Last year — 2015 — promised more than 100 megawatts of expansion.
That includes huge solar projects such as one approved in Somerset County, Md., in March. Built by Canadian firm Algonquin Power & Utilities Corp., the farm will reportedly generate up to 150 megawatts on nearly 1,000 acres of leased land comprised of former corn and soybean fields. It stands to be the largest solar farm east of the Mississippi River.
In western Maryland, residents are protesting a plan to install 42,000 solar panels on 86 acres of farmland in Cearfoss. Local leaders in Talbot County placed a moratorium on any solar arrays larger than two acres last month after Apex Clean Energy, a Charlottesville, Va., company, proposed a 370-acre solar project on land zoned for agricultural use.
And those just scratch the surface of projects — large and small — under consideration.
The number of people the industry is hiring in the state is growing rapidly as well. More than 3,000 people worked in the state solar industry in 2014, a 29 percent increase over the previous year.
Dana Sleeper, executive director of the Solar Energy Industries Association’s Washington regional chapter, points to three factors fueling the expansion. First, solar panels are much cheaper to make than they were two decades ago, and the technology has also improved. Second, Congress extended last year a 30 percent tax credit for residential and commercial solar projects. And third, Maryland’s Renewable Portfolio Standard, which powers one of the most ambitious state renewable energy programs in the nation. The program, which requires electricity suppliers to produce a minimum of retail electricity sales from renewable sources, works toward the goal of having 20 percent of the state’s energy produced from renewable sources by 2022.
“Those three things have been pretty big factors,” she said. “Even though (my organization is) 30 years old, solar energy has not really taken off until recently. … Without the (portfolio standard), there’s not much really driving that large-scale development.”
Goeringer and the Extension have held at least one workshop for farmers dealing with solar companies and plan to hold more across the Eastern Shore.
He compares the flood of interest in solar power to the explosion of natural gas speculation that gripped western Maryland (and many farmland owners) before the recession and a state gas moratorium killed the market.

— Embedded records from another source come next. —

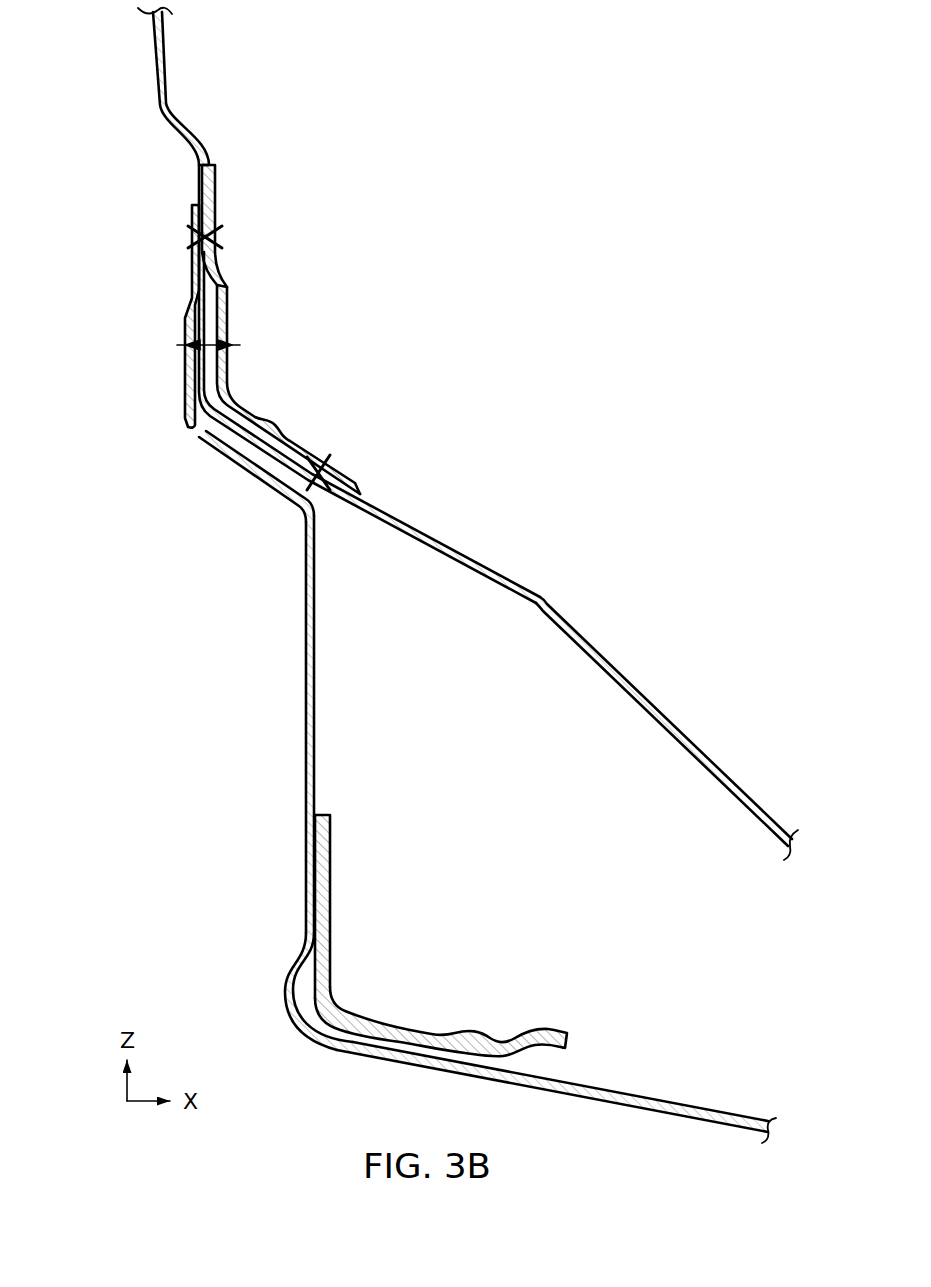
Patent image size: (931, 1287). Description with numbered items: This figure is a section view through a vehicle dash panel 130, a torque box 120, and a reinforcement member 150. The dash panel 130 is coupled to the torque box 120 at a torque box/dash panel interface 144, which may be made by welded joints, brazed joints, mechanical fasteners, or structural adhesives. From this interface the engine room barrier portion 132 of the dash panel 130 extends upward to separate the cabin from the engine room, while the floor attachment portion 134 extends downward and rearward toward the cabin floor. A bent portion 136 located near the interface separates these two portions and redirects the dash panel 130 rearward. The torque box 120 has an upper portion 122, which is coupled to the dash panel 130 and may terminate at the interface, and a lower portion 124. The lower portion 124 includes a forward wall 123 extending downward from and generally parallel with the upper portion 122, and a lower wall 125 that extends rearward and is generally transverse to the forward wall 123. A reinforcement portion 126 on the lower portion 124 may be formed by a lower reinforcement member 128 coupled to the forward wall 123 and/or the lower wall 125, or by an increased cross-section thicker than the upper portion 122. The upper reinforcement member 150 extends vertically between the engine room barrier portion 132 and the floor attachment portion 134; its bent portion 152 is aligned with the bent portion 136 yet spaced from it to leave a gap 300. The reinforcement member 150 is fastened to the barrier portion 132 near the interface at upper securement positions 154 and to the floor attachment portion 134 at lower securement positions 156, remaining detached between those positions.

The torque box 120 is at (283, 678).
The upper portion 122 is at (178, 386).
The forward wall 123 is at (320, 628).
The lower portion 124 is at (277, 1030).
The lower wall 125 is at (687, 1100).
The reinforcement portion 126 is at (345, 955).
The reinforcement member 128 is at (333, 898).
The dash panel 130 is at (515, 528).
The engine room barrier portion 132 is at (215, 133).
The floor attachment portion 134 is at (577, 620).
The bent portion 136 is at (213, 425).
The torque box/dash panel interface 144 is at (185, 231).
The reinforcement member 150 is at (276, 386).
The bent portion 152 is at (240, 375).
The upper securement positions 154 is at (172, 224).
The lower securement positions 156 is at (330, 461).
The gap 300 is at (210, 333).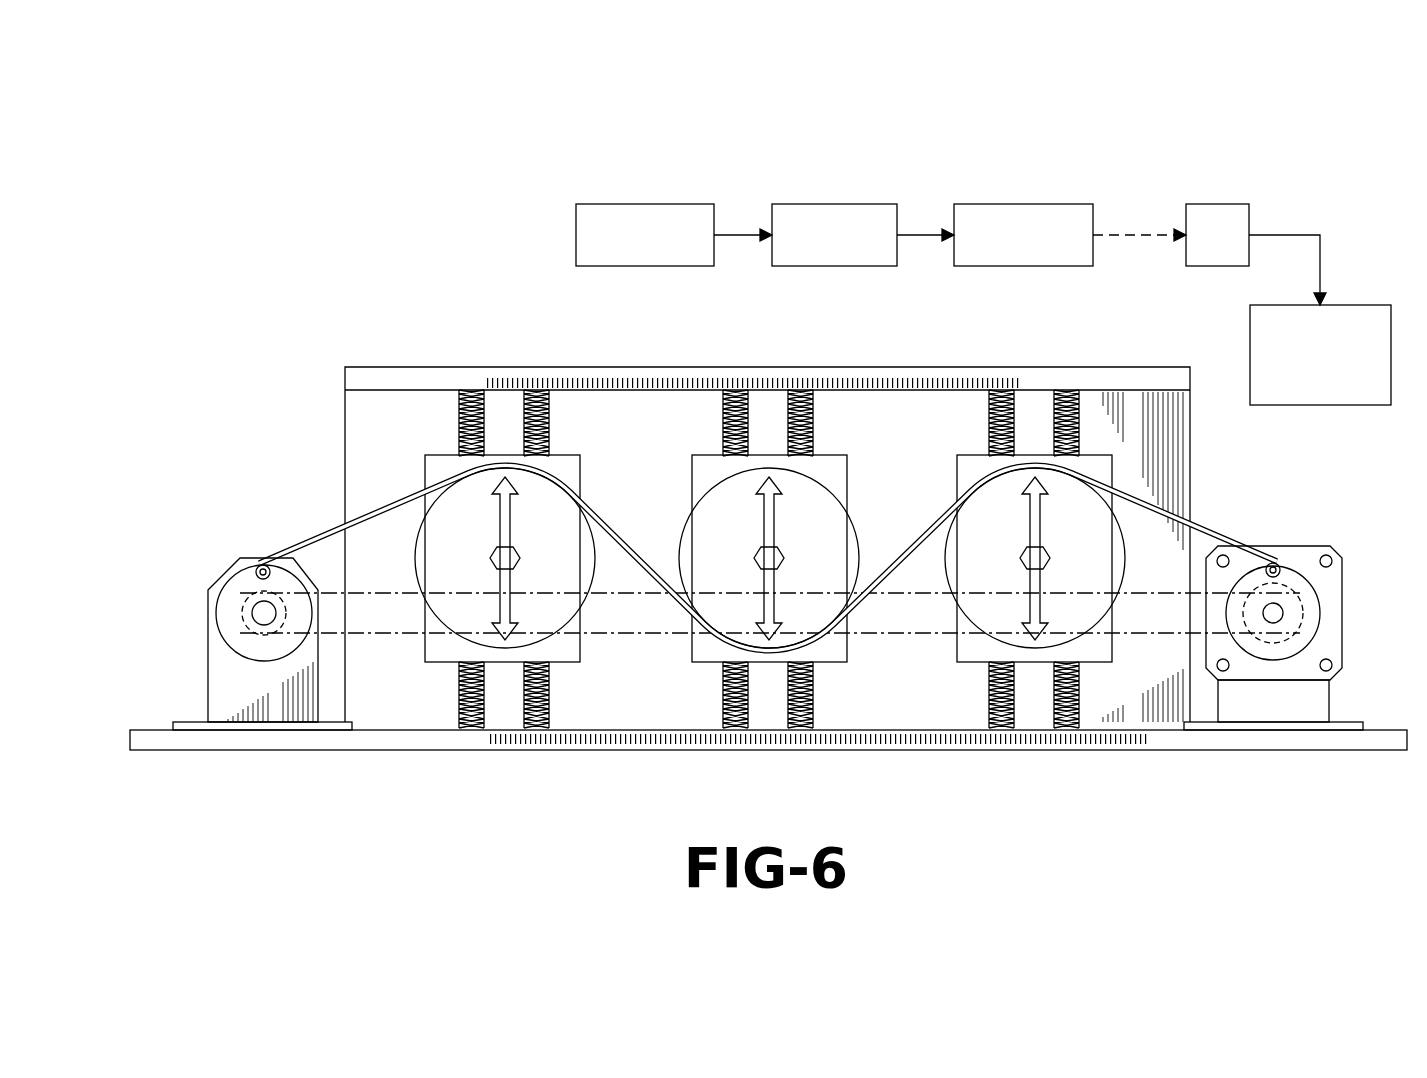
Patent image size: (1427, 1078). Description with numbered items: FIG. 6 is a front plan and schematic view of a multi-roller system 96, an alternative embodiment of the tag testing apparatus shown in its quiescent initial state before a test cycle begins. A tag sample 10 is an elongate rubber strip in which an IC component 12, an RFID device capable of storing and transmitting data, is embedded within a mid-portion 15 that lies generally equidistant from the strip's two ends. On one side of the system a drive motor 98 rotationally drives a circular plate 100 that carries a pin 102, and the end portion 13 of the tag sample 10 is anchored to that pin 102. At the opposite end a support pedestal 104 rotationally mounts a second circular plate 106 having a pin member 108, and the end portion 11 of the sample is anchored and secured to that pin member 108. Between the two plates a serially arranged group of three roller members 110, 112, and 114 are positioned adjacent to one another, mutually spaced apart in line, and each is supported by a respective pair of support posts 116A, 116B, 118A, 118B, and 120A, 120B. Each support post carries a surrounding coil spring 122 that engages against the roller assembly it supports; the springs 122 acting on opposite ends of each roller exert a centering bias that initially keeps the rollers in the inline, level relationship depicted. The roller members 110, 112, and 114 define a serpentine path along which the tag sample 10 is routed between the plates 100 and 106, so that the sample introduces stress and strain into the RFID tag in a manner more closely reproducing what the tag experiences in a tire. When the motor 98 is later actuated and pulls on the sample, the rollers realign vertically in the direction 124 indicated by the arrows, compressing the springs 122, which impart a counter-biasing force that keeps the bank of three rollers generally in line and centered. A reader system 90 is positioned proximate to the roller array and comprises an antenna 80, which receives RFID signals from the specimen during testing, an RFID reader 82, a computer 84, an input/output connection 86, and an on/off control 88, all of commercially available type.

The tag sample 10 is at (630, 551).
The end portion 11 is at (320, 532).
The IC component 12 is at (724, 676).
The end portion 13 is at (1242, 548).
The mid-portion 15 is at (762, 652).
The antenna 80 is at (640, 204).
The RFID reader 82 is at (832, 204).
The computer 84 is at (1023, 204).
The input/output connection 86 is at (1217, 204).
The on/off control 88 is at (1375, 305).
The reader system 90 is at (575, 184).
The multi-roller system 96 is at (228, 237).
The drive motor 98 is at (1295, 670).
The circular plate 100 is at (1305, 623).
The pin 102 is at (1275, 563).
The support pedestal 104 is at (246, 690).
The second circular plate 106 is at (235, 595).
The pin member 108 is at (258, 567).
The roller member 110 is at (560, 525).
The roller member 112 is at (825, 527).
The roller member 114 is at (1093, 605).
The support post 116A is at (470, 427).
The support post 116B is at (537, 427).
The support post 118A is at (735, 427).
The support post 118B is at (802, 427).
The support post 120A is at (1000, 427).
The support post 120B is at (1068, 427).
The coil spring 122 is at (540, 427).
The direction 124 is at (500, 512).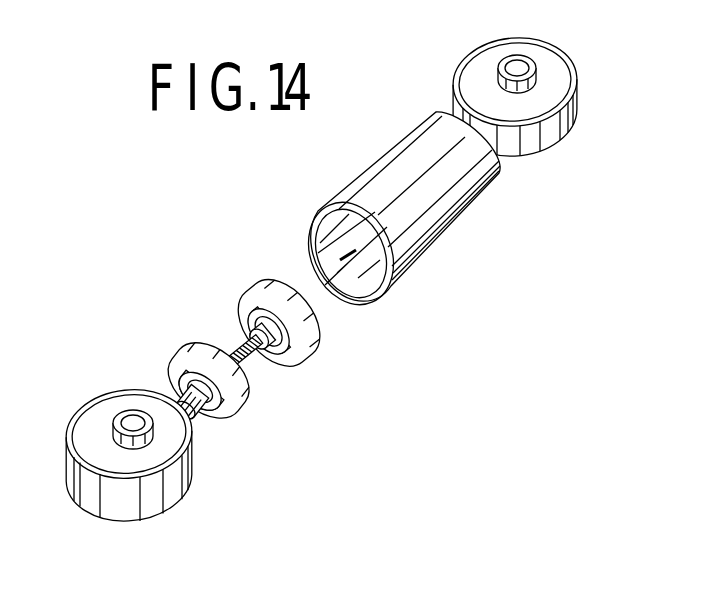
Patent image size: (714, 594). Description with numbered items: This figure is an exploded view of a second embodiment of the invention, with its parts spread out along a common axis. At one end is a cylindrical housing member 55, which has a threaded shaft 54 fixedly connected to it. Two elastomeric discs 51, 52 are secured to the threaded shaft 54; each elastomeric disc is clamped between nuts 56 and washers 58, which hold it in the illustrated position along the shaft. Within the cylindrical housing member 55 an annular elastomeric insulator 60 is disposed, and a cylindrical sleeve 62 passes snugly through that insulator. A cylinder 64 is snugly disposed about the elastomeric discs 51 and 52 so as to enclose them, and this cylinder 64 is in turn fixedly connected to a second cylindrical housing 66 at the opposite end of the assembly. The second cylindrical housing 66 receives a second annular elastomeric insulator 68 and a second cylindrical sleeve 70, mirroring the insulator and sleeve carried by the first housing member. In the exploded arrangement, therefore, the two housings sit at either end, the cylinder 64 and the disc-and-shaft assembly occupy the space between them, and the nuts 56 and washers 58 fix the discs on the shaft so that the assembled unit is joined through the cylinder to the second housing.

The elastomeric disc 51 is at (265, 283).
The elastomeric disc 52 is at (193, 348).
The threaded shaft 54 is at (240, 340).
The cylindrical housing member 55 is at (80, 423).
The nut 56 is at (288, 348).
The washer 58 is at (315, 337).
The annular elastomeric insulator 60 is at (117, 407).
The cylindrical sleeve 62 is at (150, 437).
The cylinder 64 is at (452, 203).
The second cylindrical housing 66 is at (476, 60).
The second annular elastomeric insulator 68 is at (548, 90).
The second cylindrical sleeve 70 is at (530, 62).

Goeringer said he wants farmers to be informed when they’re considering working with solar companies. Solar structures and their contracts can limit what a landowner can do with their property, and there are other countless issues as well, such as whether a conservation easement even allows for a solar lease.
“In many cases, landowners have never seen a contract this long,” he said. “On average, they’re 20 to 30 pages long.”
Garrett County officials held a tip session for farmers in May that reminded them to consider questions and issues related to whether a farmer should seek out legal advice concerning easements and covenants. They also suggested asking about whether the structures create issues soil or drainage damage.
“It’s mainly just making sure that people are aware of what they’re getting into,” Goeringer said.